Ein Leben für den Rudersport
Peter Nordhues
Rudern ist in Thailand
eine relativ junge Sportdisziplin. Erst seit zehn Jahren wird diese
Sportart professionell betrieben. Eine Wegbereiterin dafür war die
Trainerin der thailändischen Nationalmannschaft, Phuttaraksa (Pat)
Neegree.
Die 31-Jährige wurde in einem kleinen, auch heute noch schwer
zugänglichen Karen-Dorf in der Nähe von Mae Hong Son in der Provinz
Chiang Mai geboren. Sie hat noch vier Geschwister,
Karen haben ihre eigene gesprochene und schriftliche Sprache, die mit
keiner anderen Sprache der Welt direkt verwandt ist. Thailändisch lernte
sie erst auf der Schule.
Phuttaraksas Lebensgeschichte klingt wie ein Märchen. Sie ist der Beweis
dafür, dass hart arbeitende und zielstrebige Menschen aus kleinen
Verhältnissen es schaffen können, zu internationalem Ruhm zu gelangen.

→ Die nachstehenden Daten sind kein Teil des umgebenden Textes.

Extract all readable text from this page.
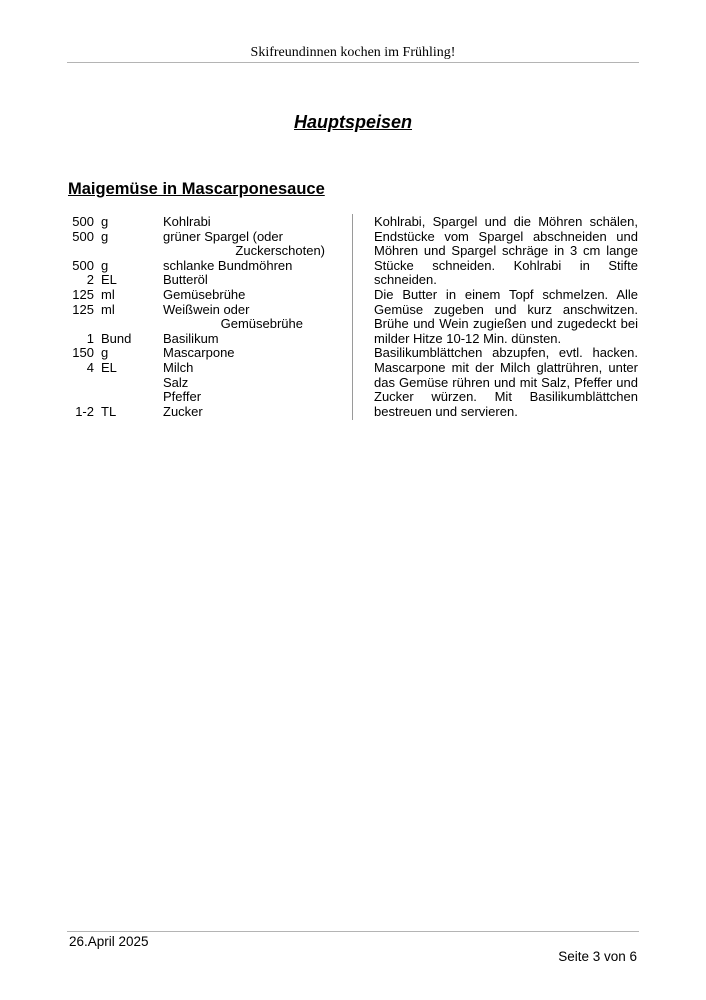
Skifreundinnen kochen im Frühling!
Hauptspeisen
Maigemüse in Mascarponesauce
500 g	Kohlrabi
500 g	grüner Spargel (oder
Zuckerschoten)
500 g	schlanke Bundmöhren
2 EL	Butteröl
125 ml	Gemüsebrühe
125 ml	Weißwein oder
Gemüsebrühe
1 Bund Basilikum
150 g	Mascarpone
4 EL	Milch
Salz
Pfeffer
1-2 TL	Zucker

Kohlrabi, Spargel und die Möhren schälen, Endstücke vom Spargel abschneiden und Möhren und Spargel schräge in 3 cm lange Stücke schneiden. Kohlrabi in Stifte schneiden.

Die Butter in einem Topf schmelzen. Alle Gemüse zugeben und kurz anschwitzen. Brühe und Wein zugießen und zugedeckt bei milder Hitze 10-12 Min. dünsten.

Basilikumblättchen abzupfen, evtl. hacken. Mascarpone mit der Milch glattrühren, unter das Gemüse rühren und mit Salz, Pfeffer und Zucker würzen. Mit Basilikumblättchen bestreuen und servieren.

26.April 2025
Seite 3 von 6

Phuttaraksa hat sich alles in ihrem Leben selbst erarbeitet, vom
Schulbesuch und Universitätsabschluss angefangen bis zu ihrer Karriere
als Ruderin.
Sie studierte an der Universität von Chiang Mai vier Jahre
Betriebswirtschaft und stieß 1996, ebenfalls in Chiang Mai, zum ersten
Ruderklub Thailands. Zu dieser Zeit war es sicherlich übertrieben, von
einem Ruderklub zu sprechen. Im Grunde bestand dieser nur aus einer
kleinen Gruppe von Enthusiasten, die auf dem Fluss Ping in ihrer
Freizeit Kajak fuhren. Aber es war etwas Neues und die nationale Presse
griff das auf.
„Ich war über die Resonanz dieser Artikel sehr überrascht, damit hatte
ich gar nicht gerechnet“, lacht Phuttaraksa heute. Es fand sich ein
Holländer, der ein richtiges Ruderboot zur Verfügung stellte und dazu
drei Monate kostenloses Training gab.
„Kurz danach gab es eine weitere Überraschung“, sagt Phuttaraksa. „Ein
in Thailand lebender Australier, der Mitglied der australischen
Nationalmannschaft war, unterstützte uns mit Rat und Tat, deshalb zogen
wir ein Jahr später nach Rayong um und trainierten dort weiter.“
Und schon nach einem Jahr – 1997 - stellte sich der erste große Erfolg
ein. Bei den SEA Games in Indonesien errang Phuttaraksa eine Gold- und
eine Silbermedaille im Einzelrudern. Bei den Asian Games 1998 heimste
sie eine Bronzemedaille ein und im gleichen Jahr war auch der Umzug an
den Mabprachan See in Pattaya. Schlag auf Schlag ging es nun von Erfolg
zu Erfolg: 1999 eine Goldmedaille bei den SEA Games in Brunei (im selben
Jahr wurde sie übrigens auch Offizier bei der Marine); bei den
Olympischen Spielen 2000 in Sydney reichte es zwar nur zum 18. Platz,
aber dies wurde bei den SEA Games 2001 in Malaysia mit zwei
Goldmedaillen im Einzel und Doppel wettgemacht; 2002 zwei
Silbermedaillen bei den Asian Games in Korea im Einzel und Doppel; bei
den SEA Games 2003 in Vietnam einmal Gold im Einzel, einmal Silber im
Doppel; in der offenen Gewichtsklasse der Ruderer bei den Olympischen
Spielen 2004 in Griechenland ein ehrenwerter 19. Platz; und letztendlich
wieder zwei Goldmedaillen bei den 23. SEA Games auf den Philippinen im
Dezember letzten Jahres (das Training dafür fand übrigens in
Kananchaburi statt, da ja der Mabprachan See kein Wasser führte).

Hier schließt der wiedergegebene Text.